Proliferation, differentiation, and effector functions of T lymphocytes are regulated by an intricate network of multiple signaling pathways. They are triggered by ligation of the antigen-specific T-cell receptor (TCR), costimulatory receptors, cytokines, and chemokines. Dysregulated signaling is observed in diseases ranging from immunodeficiency to autoimmunity and T-lymphoid malignancies. We study T‑lymphotropic rhadinoviruses, Herpesvirus saimiri (HVS) and Herpesvirus ateles (HVA), and their oncoproteins that support transformation of primary human T cells to permanent growth in culture. Our analyses aim at the signaling pathways influenced by the viral oncoproteins to understand their role in regulation of T-cell proliferation and viral persistence.
The HVS oncoproteins StpC and Tip as well as the HVA oncoprotein Tio bind to Src-family kinases (SFK) and NF-κB-regulating TRAFs through distinct amino acid motifs. Accordingly, both SFK and NF-κB activity is required to maintain the growth-transformed phenotype of persistently infected T-cells.
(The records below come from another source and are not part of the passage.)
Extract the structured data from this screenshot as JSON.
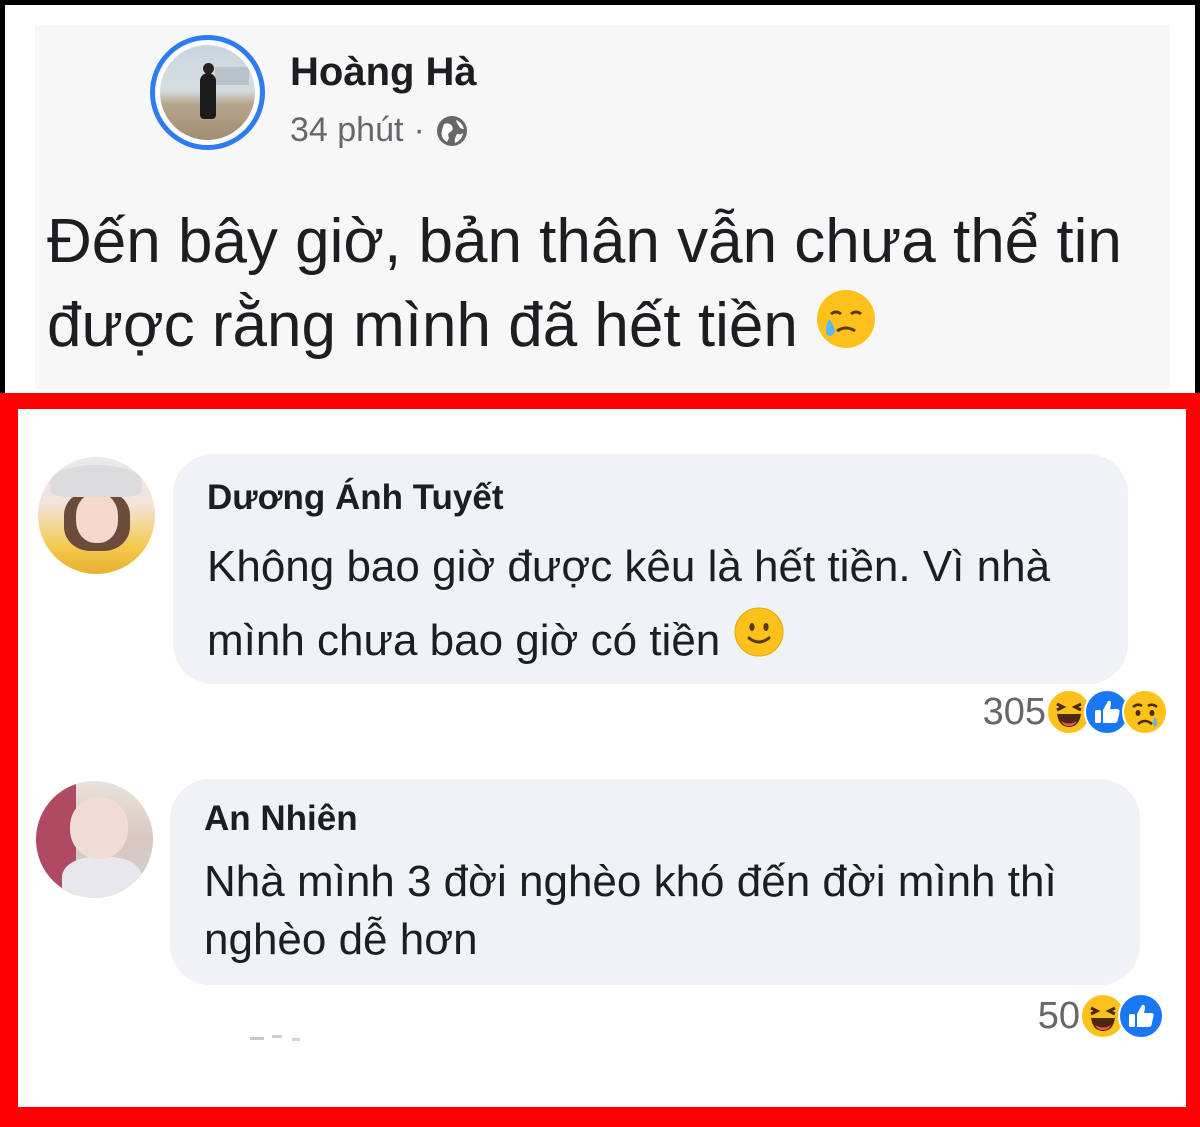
{
  "post": {
    "author": "Hoàng Hà",
    "time": "34 phút",
    "separator": "·",
    "privacy_icon": "globe-icon",
    "text": "Đến bây giờ, bản thân vẫn chưa thể tin được rằng mình đã hết tiền",
    "emoji": "crying-smile-emoji"
  },
  "comments": [
    {
      "author": "Dương Ánh Tuyết",
      "text": "Không bao giờ được kêu là hết tiền. Vì nhà mình chưa bao giờ có tiền",
      "emoji": "slight-smile-emoji",
      "reaction_count": "305",
      "reactions": [
        "haha",
        "like",
        "sad"
      ]
    },
    {
      "author": "An Nhiên",
      "text": "Nhà mình 3 đời nghèo khó đến đời mình thì nghèo dễ hơn",
      "reaction_count": "50",
      "reactions": [
        "haha",
        "like"
      ]
    }
  ],
  "colors": {
    "frame": "#ff0000",
    "bubble": "#f0f2f5",
    "avatar_ring": "#2d7df0",
    "like_blue": "#1877f2",
    "emoji_yellow": "#fcc21b"
  }
}
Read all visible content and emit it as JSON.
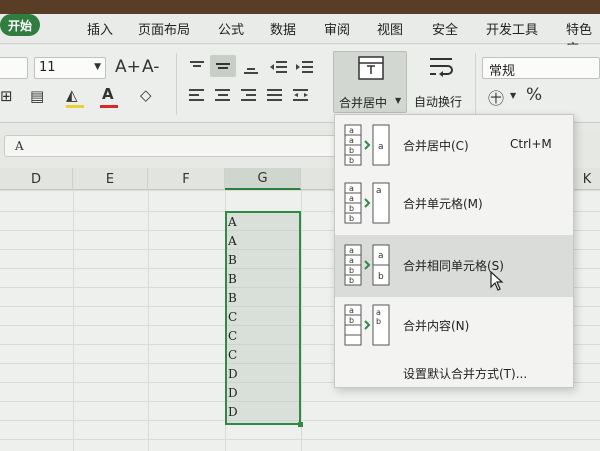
{
  "menu": {
    "home": "开始",
    "items": [
      "插入",
      "页面布局",
      "公式",
      "数据",
      "审阅",
      "视图",
      "安全",
      "开发工具",
      "特色应"
    ]
  },
  "ribbon": {
    "font_size": "11",
    "merge_center_label": "合并居中",
    "wrap_text_label": "自动换行",
    "number_format": "常规",
    "percent_glyph": "%",
    "font_grow": "A+",
    "font_shrink": "A-"
  },
  "formula_bar": {
    "value": "A"
  },
  "columns": [
    "D",
    "E",
    "F",
    "G"
  ],
  "right_col_fragment": "K",
  "cells_G": [
    "A",
    "A",
    "B",
    "B",
    "B",
    "C",
    "C",
    "C",
    "D",
    "D",
    "D"
  ],
  "dropdown": {
    "items": [
      {
        "label": "合并居中(C)",
        "shortcut": "Ctrl+M"
      },
      {
        "label": "合并单元格(M)",
        "shortcut": ""
      },
      {
        "label": "合并相同单元格(S)",
        "shortcut": ""
      },
      {
        "label": "合并内容(N)",
        "shortcut": ""
      }
    ],
    "default_setting": "设置默认合并方式(T)..."
  },
  "colors": {
    "accent": "#2f7d3f",
    "selection": "#2f8a44"
  }
}
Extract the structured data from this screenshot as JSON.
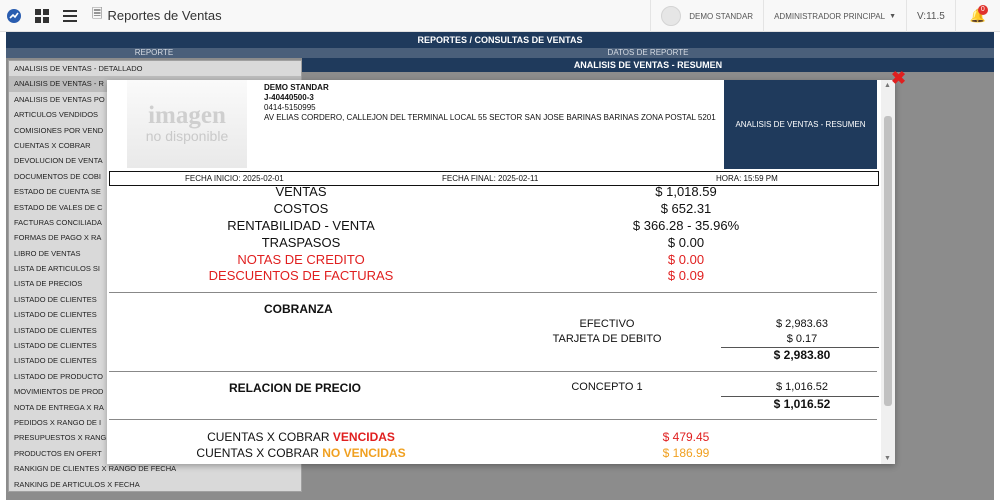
{
  "topbar": {
    "title": "Reportes de Ventas",
    "company": "DEMO STANDAR",
    "user": "ADMINISTRADOR PRINCIPAL",
    "version": "V:11.5",
    "notifications": "0"
  },
  "background": {
    "header": "REPORTES / CONSULTAS DE VENTAS",
    "col_reporte": "REPORTE",
    "col_datos": "DATOS DE REPORTE",
    "data_title": "ANALISIS DE VENTAS - RESUMEN",
    "reports": [
      "ANALISIS DE VENTAS - DETALLADO",
      "ANALISIS DE VENTAS - R",
      "ANALISIS DE VENTAS PO",
      "ARTICULOS VENDIDOS",
      "COMISIONES POR VEND",
      "CUENTAS X COBRAR",
      "DEVOLUCION DE VENTA",
      "DOCUMENTOS DE COBI",
      "ESTADO DE CUENTA SE",
      "ESTADO DE VALES DE C",
      "FACTURAS CONCILIADA",
      "FORMAS DE PAGO X RA",
      "LIBRO DE VENTAS",
      "LISTA DE ARTICULOS SI",
      "LISTA DE PRECIOS",
      "LISTADO DE CLIENTES",
      "LISTADO DE CLIENTES",
      "LISTADO DE CLIENTES",
      "LISTADO DE CLIENTES",
      "LISTADO DE CLIENTES",
      "LISTADO DE PRODUCTO",
      "MOVIMIENTOS DE PROD",
      "NOTA DE ENTREGA X RA",
      "PEDIDOS X RANGO DE I",
      "PRESUPUESTOS X RANG",
      "PRODUCTOS EN OFERT",
      "RANKIGN DE CLIENTES X RANGO DE FECHA",
      "RANKING DE ARTICULOS X FECHA"
    ]
  },
  "modal": {
    "logo_line1": "imagen",
    "logo_line2": "no disponible",
    "company_name": "DEMO STANDAR",
    "rif": "J-40440500-3",
    "phone": "0414-5150995",
    "address": "AV ELIAS CORDERO, CALLEJON DEL TERMINAL LOCAL 55 SECTOR SAN JOSE BARINAS BARINAS ZONA POSTAL 5201",
    "report_title": "ANALISIS DE VENTAS - RESUMEN",
    "fecha_inicio": "FECHA INICIO: 2025-02-01",
    "fecha_final": "FECHA FINAL: 2025-02-11",
    "hora": "HORA: 15:59 PM",
    "summary": {
      "ventas_label": "VENTAS",
      "ventas_value": "$ 1,018.59",
      "costos_label": "COSTOS",
      "costos_value": "$ 652.31",
      "rent_label": "RENTABILIDAD - VENTA",
      "rent_value": "$ 366.28 - 35.96%",
      "trasp_label": "TRASPASOS",
      "trasp_value": "$ 0.00",
      "notas_label": "NOTAS DE CREDITO",
      "notas_value": "$ 0.00",
      "desc_label": "DESCUENTOS DE FACTURAS",
      "desc_value": "$ 0.09"
    },
    "cobranza": {
      "title": "COBRANZA",
      "efectivo_label": "EFECTIVO",
      "efectivo_value": "$ 2,983.63",
      "debito_label": "TARJETA DE DEBITO",
      "debito_value": "$ 0.17",
      "total": "$ 2,983.80"
    },
    "precio": {
      "title": "RELACION DE PRECIO",
      "concepto_label": "CONCEPTO 1",
      "concepto_value": "$ 1,016.52",
      "total": "$ 1,016.52"
    },
    "cuentas": {
      "prefix": "CUENTAS X COBRAR",
      "vencidas": "VENCIDAS",
      "vencidas_value": "$ 479.45",
      "no_vencidas": "NO VENCIDAS",
      "no_vencidas_value": "$ 186.99"
    }
  },
  "colors": {
    "navy": "#1f3a5c",
    "red": "#e01f1f",
    "orange": "#f0a020"
  }
}
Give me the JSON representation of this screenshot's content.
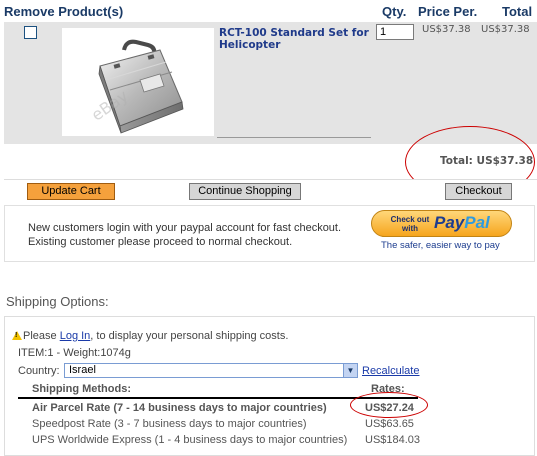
{
  "header": {
    "remove": "Remove Product(s)",
    "qty": "Qty.",
    "price_per": "Price Per.",
    "total": "Total"
  },
  "product": {
    "name": "RCT-100 Standard Set for Helicopter",
    "quantity": "1",
    "price_per": "US$37.38",
    "total": "US$37.38",
    "image_watermark": "eBay"
  },
  "cart_total": "Total:  US$37.38",
  "buttons": {
    "update_cart": "Update Cart",
    "continue_shopping": "Continue Shopping",
    "checkout": "Checkout"
  },
  "paypal": {
    "line1": "New customers login with your paypal account for fast checkout.",
    "line2": "Existing customer please proceed to normal checkout.",
    "checkout_with": "Check out with",
    "wordmark_pay": "Pay",
    "wordmark_pal": "Pal",
    "tagline": "The safer, easier way to pay"
  },
  "shipping": {
    "title": "Shipping Options:",
    "please_prefix": "Please ",
    "login_link": "Log In",
    "please_suffix": ", to display your personal shipping costs.",
    "item_line": "ITEM:1 - Weight:1074g",
    "country_label": "Country:",
    "country_value": "Israel",
    "recalculate": "Recalculate",
    "methods_header": "Shipping Methods:",
    "rates_header": "Rates:",
    "methods": [
      {
        "name": "Air Parcel Rate (7 - 14 business days to major countries)",
        "rate": "US$27.24"
      },
      {
        "name": "Speedpost Rate (3 - 7 business days to major countries)",
        "rate": "US$63.65"
      },
      {
        "name": "UPS Worldwide Express (1 - 4 business days to major countries)",
        "rate": "US$184.03"
      }
    ]
  },
  "colors": {
    "accent_orange": "#f5a13c",
    "heading_blue": "#1a3a66",
    "annotation_red": "#cc0000"
  }
}
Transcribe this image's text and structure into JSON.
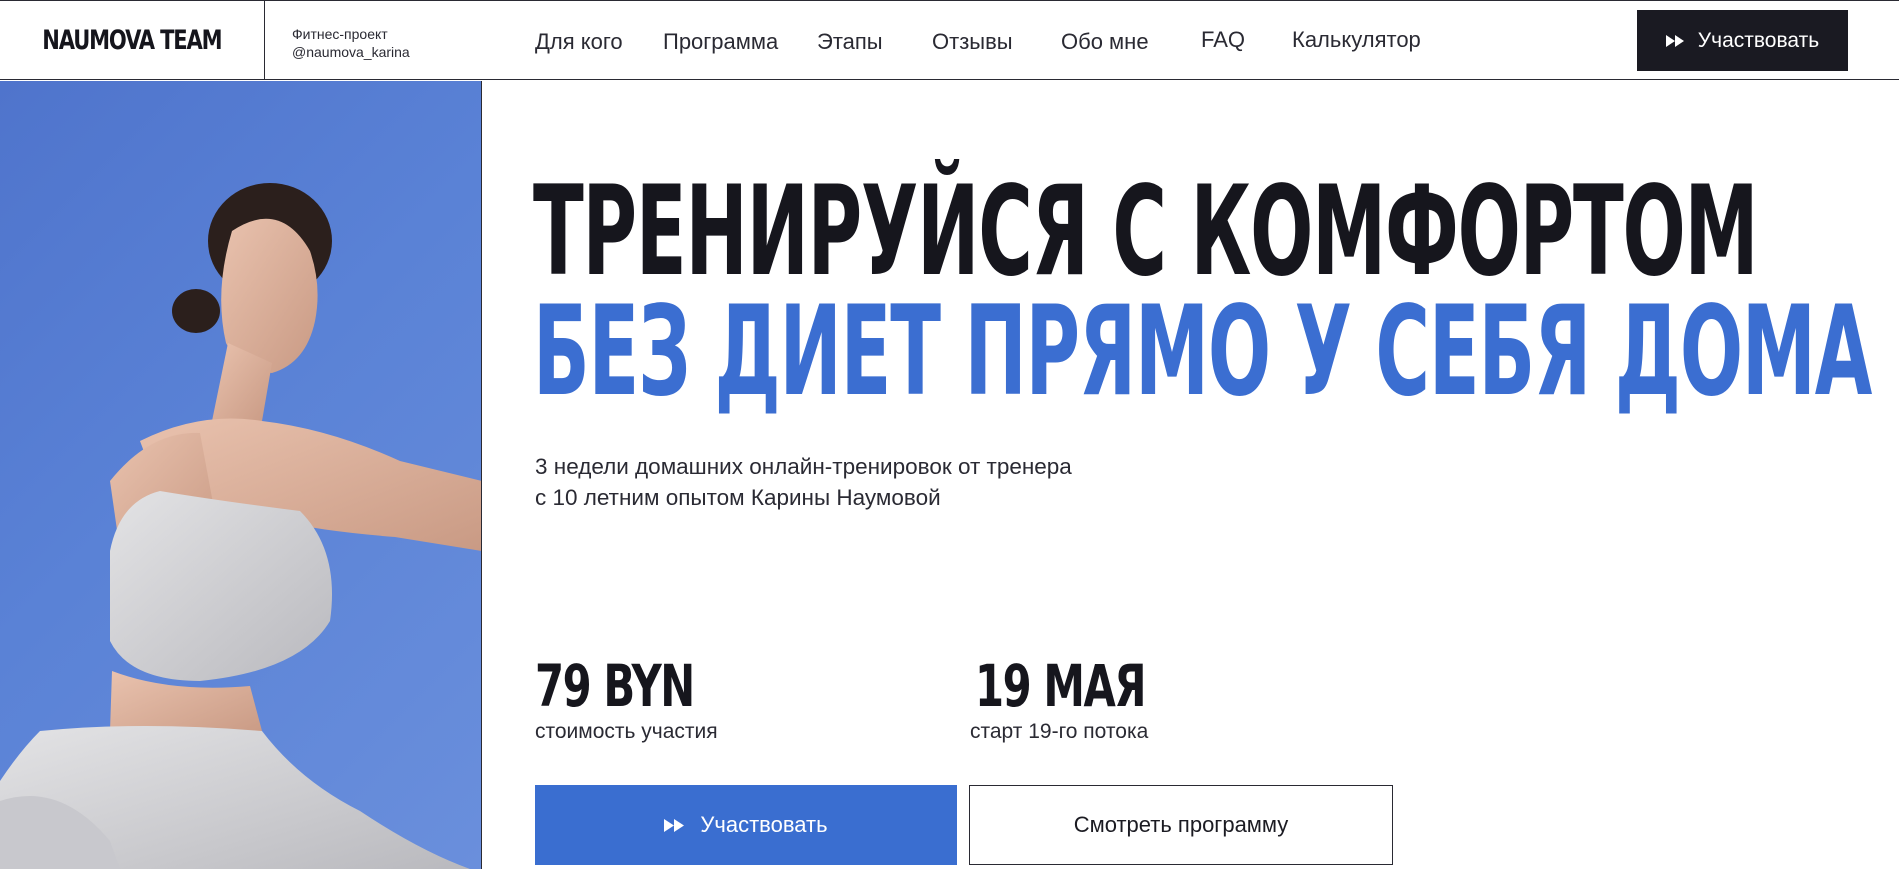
{
  "header": {
    "logo": "NAUMOVA TEAM",
    "project_line1": "Фитнес-проект",
    "project_line2": "@naumova_karina",
    "nav": [
      {
        "label": "Для кого"
      },
      {
        "label": "Программа"
      },
      {
        "label": "Этапы"
      },
      {
        "label": "Отзывы"
      },
      {
        "label": "Обо мне"
      },
      {
        "label": "FAQ"
      },
      {
        "label": "Калькулятор"
      }
    ],
    "cta_label": "Участвовать",
    "cta_icon": "fast-forward-icon"
  },
  "hero": {
    "headline_line1": "ТРЕНИРУЙСЯ С КОМФОРТОМ",
    "headline_line2": "БЕЗ ДИЕТ ПРЯМО У СЕБЯ ДОМА",
    "subtitle_line1": "3 недели домашних онлайн-тренировок от тренера",
    "subtitle_line2": "с 10 летним опытом Карины Наумовой",
    "stats": [
      {
        "value": "79 BYN",
        "label": "стоимость участия"
      },
      {
        "value": "19 МАЯ",
        "label": "старт 19-го потока"
      }
    ],
    "primary_button": "Участвовать",
    "secondary_button": "Смотреть программу"
  },
  "colors": {
    "accent_blue": "#3a6ed0",
    "dark": "#1a1a22",
    "photo_background": "#5a82d6"
  }
}
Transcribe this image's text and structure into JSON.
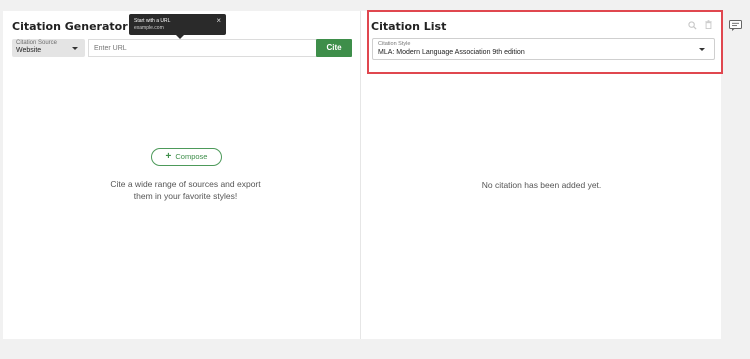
{
  "generator": {
    "title": "Citation Generator",
    "source_label": "Citation Source",
    "source_value": "Website",
    "url_placeholder": "Enter URL",
    "cite_label": "Cite",
    "tooltip_title": "Start with a URL",
    "tooltip_sub": "example.com",
    "tooltip_close": "×",
    "compose_label": "Compose",
    "empty_line1": "Cite a wide range of sources and export",
    "empty_line2": "them in your favorite styles!"
  },
  "citation_list": {
    "title": "Citation List",
    "style_label": "Citation Style",
    "style_value": "MLA: Modern Language Association 9th edition",
    "empty_message": "No citation has been added yet."
  },
  "icons": {
    "search": "search-icon",
    "trash": "trash-icon",
    "chat": "chat-icon"
  },
  "colors": {
    "accent_green": "#3e8e4a",
    "highlight_red": "#e0474f",
    "tooltip_bg": "#2a2a2a"
  }
}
The Tyrosine kinase interacting protein (Tip) of HVS strain C488 was identified as a phosphoprotein associated with Lck, a major T-cell specific SFK. Binding of Tip to Lck is based on modular interactions with the SH3, kinase, and SH2 domains. Similar to Tip, the Two-in-one (Tio) oncoprotein of HVA interacts with the SH3 and SH2 domains of several SFKs, including Lck and Lyn. Integrity of the SFK binding motifs in Tip and Tio is crucial for viral T-cell transformation. Specifically, targeting of SFK SH3 domains correlates with the viral capacity to transform human T lymphocytes.
Dependent on their SFK interaction sites, Tip and Tio induce the activation-specific phosphorylation of STAT1, STAT3, and STAT5. In addition, activation of STAT1 and STAT3 by Tip relies on tyrosine residue 114 (Y114), which may serve as an Lck substrate and, subsequently, as a STAT binding site. However, Tip mutant Y114F still supports viral T-cell transformation in culture. Likewise, activation of serum response factor (SRF) by Tip depends on SFK interaction as well as Y114. Thus, signaling intermediates, which are downstream of SFK SH3 binding and essential for viral transformation, remain to be identified.
The Saimiri transformation-associated protein of subgroup C (StpC) harbors an N‑terminal binding site for TNF receptor-associated factors (TRAFs), especially TRAF2, that is required for both canonical and noncanonical NF‑κB activation. In contrast, Tio induces either of the two NF‑κB pathways through a distinct molecular mechanism. Recruitment of TRAF6 to the N-terminal PQEHEE motif efficiently triggers canonical NF-κB activity. Inhibition of this pathway results in death of virus-transformed T lymphocytes. Recruitment of TRAF3 to a unique, extended TRAF binding motif is highly selective and induces noncanonical NF‑κB activity without affecting the canonical pathway. Therefore, Tio represents a unique tool to study noncanonical NF-κB signaling in T-cells.
In an attempt to identify cellular genes induced by Tio in dependance of noncanonical NF-κB signaling, we identified MMP9 as a potential candidate. Ongoing analyses indicate that Tio relies on the activity of canonical and noncanonical NF-κB as well as SFKs to upregulate this matrix metalloprotease involved in multiple biological processes including tumor cell invasion.
Human lymphocytes transformed by H. saimiri subgroup C closely resemble mature, activated T-cells with a cytokine expression pattern skewed towards a Th1 phenotype. Accordingly, we identified the typical Th1 cytokine, interferon γ (IFN-γ), as a downstream target of the viral oncoproteins. While Tip-SFK interaction is essential for the basal induction, StpC augments IFN-γ expression through NF-κB activation. Recent experiments demonstrate that Tio also triggers IFN-γ production through SFK as well as canonical and noncanonical NF-κB activity. However, STAT1 phosphorylation depends on SFK interaction only and, thereby, excludes autocrine signaling. Thus, the role of IFN-γ in viral T-cell transformation in culture remains enigmatic. In infected animals, however, virus-induced IFN-γ production might contribute to viral pathogenesis.